Dewa masih berkutat di depan komputernya. Kali ini pikirannya sedang jenuh dan tidak menghasilkan apa pun untuk ide scriptnya.
“Waktu lo tinggal lima hari lagi, Wa. Pak Daniel ingin segera membaca naskah elo,” Sinta menatap lekat wajah Dewa dengan lensa minusnya. Ada pendar kekesalan di wajah gadis itu. Naskah yang dijanjikan Dewa belum selesai juga.
“Gue lagi nggak konsentrasi, Sin. Semua imajinasi gue buyar dan gue nggak bisa ngelanjuti ceritanya.”
“Itu masalah elo. Gue nggak mau tau alasan apa pun yang elo utarakan. Yang penting elo menyelesaikan naskah itu dalam waktu lima hari. Karena elo sudah menandatangani surat perjanjian kerjasama dengan mereka. Gue hanya mengingatkan lo dan gue nggak mau bisnis kita berantakan hanya karena kecerobohan lo, Wa.” Sinta sedikit meninggikan suaranya, kemudian beranjak dari ruangan Dewa dan meninggalkannya. Dewa hanya melihat kepergian gadis itu dengan jalan yang gemulai.
Gadis itu memang menarik perhatiannya sejak pertemuan pertama. Wajahnya cantik dengan rambut yang dibentuk sedemikian rupa. Namun sebagai atasan dan sekretaris di salah satu perusahaan rumah produksi, Sinta harus bersikap profesional. Sinta nggak mau hubungan asmara dan cinta disangkut pautkan dengan pekerjaan.
Mereka memang sudah jadian beberapa bulan yang lalu. Namun teman-teman lain tidak ada yang tahu, hingga Jhonatan, seorang Line Produser juga jatuh cinta pada Sinta.
Dewa terduduk di kursinya dan bersandar sambil menghela berat. Ia memperhatikan layar monitor komputer yang sama sekali masih kosong. Tenggat waktu yang dijanjikan tinggal lima hari lagi.
“Mana mungkin gue menyelesaikan naskah itu dalam waktu lima hari? Bulshit!” Dewa menggerutu sendiri.
Dewa berusaha mengembalikan konsentrasi cerita itu ke dalam tulisan. Berkali-kali dicobanya dengan membuat adegan-adegan mengerikan, namun tak kunjung tertuang dalam komputernya.
“Sial! Kemana ide-ide itu? Oh my God, help me please...!” rutuknya lagi.
Dewa menebarkan pandang pada ruang kerjanya, kemudian memperhatikan ruangan-ruangan lain. Teman-teman kerjanya sibuk dengan urusan masing masing.

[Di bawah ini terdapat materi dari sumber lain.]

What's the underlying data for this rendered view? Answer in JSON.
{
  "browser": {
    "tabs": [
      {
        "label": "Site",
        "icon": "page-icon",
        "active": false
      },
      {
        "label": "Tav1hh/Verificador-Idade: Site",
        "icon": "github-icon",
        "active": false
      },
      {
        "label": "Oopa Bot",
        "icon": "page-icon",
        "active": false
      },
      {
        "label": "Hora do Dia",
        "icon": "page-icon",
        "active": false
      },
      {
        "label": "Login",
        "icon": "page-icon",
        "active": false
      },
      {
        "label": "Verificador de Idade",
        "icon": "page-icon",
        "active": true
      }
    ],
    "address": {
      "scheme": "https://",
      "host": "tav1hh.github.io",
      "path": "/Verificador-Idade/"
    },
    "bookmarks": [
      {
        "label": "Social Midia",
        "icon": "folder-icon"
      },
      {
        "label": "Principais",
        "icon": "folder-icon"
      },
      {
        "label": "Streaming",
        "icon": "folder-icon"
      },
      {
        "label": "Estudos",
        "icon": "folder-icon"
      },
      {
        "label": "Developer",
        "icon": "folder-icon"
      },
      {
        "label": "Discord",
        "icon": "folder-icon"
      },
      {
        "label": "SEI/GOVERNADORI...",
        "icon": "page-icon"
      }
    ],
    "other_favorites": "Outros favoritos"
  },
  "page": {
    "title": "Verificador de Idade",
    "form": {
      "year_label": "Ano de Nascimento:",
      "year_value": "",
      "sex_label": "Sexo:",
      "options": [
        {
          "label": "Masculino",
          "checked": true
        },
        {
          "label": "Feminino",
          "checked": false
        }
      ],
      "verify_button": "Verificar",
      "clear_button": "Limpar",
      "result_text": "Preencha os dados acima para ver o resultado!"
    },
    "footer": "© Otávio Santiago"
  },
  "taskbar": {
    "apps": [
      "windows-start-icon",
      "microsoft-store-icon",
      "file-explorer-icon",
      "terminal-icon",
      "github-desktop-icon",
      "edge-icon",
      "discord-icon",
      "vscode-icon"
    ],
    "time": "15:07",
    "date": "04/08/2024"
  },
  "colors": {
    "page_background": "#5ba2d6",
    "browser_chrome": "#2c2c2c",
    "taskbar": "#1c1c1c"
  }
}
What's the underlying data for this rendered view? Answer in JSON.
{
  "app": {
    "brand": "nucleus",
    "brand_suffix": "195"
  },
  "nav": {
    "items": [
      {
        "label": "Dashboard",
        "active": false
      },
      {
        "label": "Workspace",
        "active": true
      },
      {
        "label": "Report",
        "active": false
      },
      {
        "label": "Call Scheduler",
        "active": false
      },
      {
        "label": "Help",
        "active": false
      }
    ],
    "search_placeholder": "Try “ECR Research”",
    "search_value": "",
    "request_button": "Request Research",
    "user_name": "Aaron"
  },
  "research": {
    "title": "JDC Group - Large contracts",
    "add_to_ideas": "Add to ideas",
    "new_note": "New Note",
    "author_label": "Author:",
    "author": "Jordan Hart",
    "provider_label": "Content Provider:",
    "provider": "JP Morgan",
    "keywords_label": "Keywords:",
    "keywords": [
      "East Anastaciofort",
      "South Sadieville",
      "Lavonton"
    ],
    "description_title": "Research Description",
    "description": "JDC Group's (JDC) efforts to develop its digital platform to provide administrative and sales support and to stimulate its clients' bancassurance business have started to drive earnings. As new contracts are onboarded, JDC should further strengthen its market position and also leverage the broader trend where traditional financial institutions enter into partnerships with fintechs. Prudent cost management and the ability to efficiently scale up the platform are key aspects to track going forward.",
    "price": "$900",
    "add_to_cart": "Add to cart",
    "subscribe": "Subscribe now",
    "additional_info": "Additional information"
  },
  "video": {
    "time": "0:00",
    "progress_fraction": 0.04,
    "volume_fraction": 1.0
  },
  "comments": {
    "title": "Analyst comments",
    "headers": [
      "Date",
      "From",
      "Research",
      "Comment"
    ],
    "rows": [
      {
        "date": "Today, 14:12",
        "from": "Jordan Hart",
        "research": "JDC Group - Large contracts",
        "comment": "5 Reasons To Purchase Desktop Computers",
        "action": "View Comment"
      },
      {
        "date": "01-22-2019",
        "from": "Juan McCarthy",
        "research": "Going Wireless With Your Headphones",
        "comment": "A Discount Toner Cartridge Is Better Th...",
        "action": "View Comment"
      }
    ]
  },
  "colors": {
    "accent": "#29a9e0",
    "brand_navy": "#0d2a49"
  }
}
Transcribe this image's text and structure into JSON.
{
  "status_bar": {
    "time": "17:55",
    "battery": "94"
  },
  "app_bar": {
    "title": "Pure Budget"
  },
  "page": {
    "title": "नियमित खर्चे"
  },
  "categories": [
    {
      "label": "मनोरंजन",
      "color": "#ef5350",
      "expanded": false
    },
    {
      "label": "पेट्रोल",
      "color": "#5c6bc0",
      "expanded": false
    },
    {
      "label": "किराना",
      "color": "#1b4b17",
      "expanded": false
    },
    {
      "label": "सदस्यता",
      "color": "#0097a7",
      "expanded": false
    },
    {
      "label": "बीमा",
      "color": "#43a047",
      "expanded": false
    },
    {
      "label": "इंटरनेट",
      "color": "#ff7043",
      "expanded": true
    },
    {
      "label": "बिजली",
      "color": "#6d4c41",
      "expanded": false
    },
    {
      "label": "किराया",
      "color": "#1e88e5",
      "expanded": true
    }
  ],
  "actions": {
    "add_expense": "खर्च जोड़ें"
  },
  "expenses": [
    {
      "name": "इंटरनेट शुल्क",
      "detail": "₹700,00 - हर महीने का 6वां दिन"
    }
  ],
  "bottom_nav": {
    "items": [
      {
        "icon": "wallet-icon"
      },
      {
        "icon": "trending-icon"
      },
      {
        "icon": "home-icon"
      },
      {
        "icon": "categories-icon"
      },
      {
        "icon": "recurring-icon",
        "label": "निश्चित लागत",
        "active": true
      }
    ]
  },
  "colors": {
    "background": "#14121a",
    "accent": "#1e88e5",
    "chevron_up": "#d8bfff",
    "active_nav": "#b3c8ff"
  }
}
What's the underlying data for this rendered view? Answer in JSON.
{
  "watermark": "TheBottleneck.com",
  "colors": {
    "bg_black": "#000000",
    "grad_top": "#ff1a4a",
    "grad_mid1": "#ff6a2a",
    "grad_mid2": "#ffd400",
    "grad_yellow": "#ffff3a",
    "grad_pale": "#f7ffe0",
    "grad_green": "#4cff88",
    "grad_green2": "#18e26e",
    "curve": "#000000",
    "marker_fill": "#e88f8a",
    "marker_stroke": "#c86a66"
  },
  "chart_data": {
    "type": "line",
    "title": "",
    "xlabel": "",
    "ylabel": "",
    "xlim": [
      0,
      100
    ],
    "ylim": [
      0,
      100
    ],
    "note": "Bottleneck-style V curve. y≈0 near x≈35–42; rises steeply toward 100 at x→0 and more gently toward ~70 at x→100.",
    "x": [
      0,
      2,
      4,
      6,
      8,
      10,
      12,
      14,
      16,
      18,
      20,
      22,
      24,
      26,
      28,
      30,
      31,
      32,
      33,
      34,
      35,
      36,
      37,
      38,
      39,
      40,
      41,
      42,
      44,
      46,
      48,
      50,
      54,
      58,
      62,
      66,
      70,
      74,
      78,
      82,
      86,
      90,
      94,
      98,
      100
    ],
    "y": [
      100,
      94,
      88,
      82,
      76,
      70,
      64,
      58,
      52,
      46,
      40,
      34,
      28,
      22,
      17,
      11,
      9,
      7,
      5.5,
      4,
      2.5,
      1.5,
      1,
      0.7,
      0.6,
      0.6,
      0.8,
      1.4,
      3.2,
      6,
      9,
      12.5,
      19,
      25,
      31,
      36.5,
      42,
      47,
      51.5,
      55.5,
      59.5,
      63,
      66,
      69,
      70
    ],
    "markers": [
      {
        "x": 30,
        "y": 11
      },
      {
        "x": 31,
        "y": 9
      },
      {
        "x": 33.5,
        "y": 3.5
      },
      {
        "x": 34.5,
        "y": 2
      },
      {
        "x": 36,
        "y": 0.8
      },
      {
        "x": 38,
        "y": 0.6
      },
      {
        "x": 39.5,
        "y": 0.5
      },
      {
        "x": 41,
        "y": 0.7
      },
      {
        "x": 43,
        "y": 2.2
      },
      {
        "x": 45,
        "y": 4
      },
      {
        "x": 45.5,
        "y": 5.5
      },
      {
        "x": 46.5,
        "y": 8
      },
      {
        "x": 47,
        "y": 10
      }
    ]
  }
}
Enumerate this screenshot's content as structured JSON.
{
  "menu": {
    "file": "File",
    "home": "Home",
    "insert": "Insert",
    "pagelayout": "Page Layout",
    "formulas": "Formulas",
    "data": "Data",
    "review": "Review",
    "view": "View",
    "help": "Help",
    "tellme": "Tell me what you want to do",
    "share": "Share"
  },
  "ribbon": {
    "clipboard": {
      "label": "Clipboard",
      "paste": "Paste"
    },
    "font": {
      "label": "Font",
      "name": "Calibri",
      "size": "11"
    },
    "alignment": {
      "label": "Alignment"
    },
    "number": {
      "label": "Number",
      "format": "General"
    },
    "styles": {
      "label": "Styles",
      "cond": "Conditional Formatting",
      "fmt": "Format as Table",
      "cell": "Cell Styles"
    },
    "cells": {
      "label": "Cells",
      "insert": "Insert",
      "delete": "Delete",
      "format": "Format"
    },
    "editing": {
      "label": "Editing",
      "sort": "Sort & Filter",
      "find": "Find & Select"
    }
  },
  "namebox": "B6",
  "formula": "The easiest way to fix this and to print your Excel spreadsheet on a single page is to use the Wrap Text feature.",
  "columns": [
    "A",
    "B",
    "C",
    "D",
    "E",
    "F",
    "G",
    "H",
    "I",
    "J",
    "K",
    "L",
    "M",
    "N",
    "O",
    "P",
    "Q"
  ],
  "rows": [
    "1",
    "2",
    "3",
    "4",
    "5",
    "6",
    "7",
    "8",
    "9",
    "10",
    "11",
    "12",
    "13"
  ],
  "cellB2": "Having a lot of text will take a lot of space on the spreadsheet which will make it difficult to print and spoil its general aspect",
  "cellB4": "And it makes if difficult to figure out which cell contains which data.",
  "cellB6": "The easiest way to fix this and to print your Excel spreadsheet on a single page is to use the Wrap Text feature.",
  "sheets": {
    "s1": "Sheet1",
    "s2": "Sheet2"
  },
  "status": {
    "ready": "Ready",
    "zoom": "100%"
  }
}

Ada yang ngobrol membicarakan proyek perusahan, ada juga yang hanya sekedar ngopi sambil mondar-mandir.
Sampai beberapa jam kemudian, Dewa belum juga menemukan ide cerita itu. Asbak sudah penuh dengan puntung rokok dan abunya mengotori meja kerja. Dia benar-benar stak di jalan. Bahkan untuk memulainya saja sulit.
Hingga sore menjelang Dewa belum juga menuliskan sebaris kalimat pun di komputernya. Entah mengapa kali ini ia benar-benar menjadi penulis yang bodoh. Untuk menulis satu kata aja sangat sulit. Seperti ada kekuatan gaib yang menahan tangannya untuk mengetik kata-kata itu.
“Lembur lagi?” tanya Sinta yang berdiri di depan pintu.
“Gue belum dapat ide, Sin... Gimana nih?”
“Trus gue harus ikut-ikutan lembur juga? begitu? Gue nggak bisa, Wa. Gue ada janji ama mama, jadi gue pulang duluan,”
“Siapa yang ngantar elo?” tanya Dewa cepat.
“Gue dijemput ama supir,”
“Ohh... Okey, hati-hati,”
“Ya. Dan elo harus menyelesaikan naskah itu malam ini. Gue jalan dulu ya...”
“Gitu aja?”
Sinta memelototkan matanya.
“Ayolah, Sayang...” pujuk Dewa merayu.
Kemudian Sinta masuk dan mengecup kedua pipi Dewa dengan cepat.
“Kenapa cuma itu?”
“Huussttt... Lagi banyak anak-anak. Elo mulai nakal ya,” Sinta mencubit lengan Dewa hingga ia memeki kesakitan.
“Aouww...”
“Rasain. Udah ah gue pergi dulu,”
“Ya.”
Sinta berlalu keluar dari ruangan Dewa sambil meninting tas tanganya. Dewa hanya menatapnya sambil tersenyum. Kemudian ia duduk kembali di kursinya sambil memandangi layar monitor komputernya.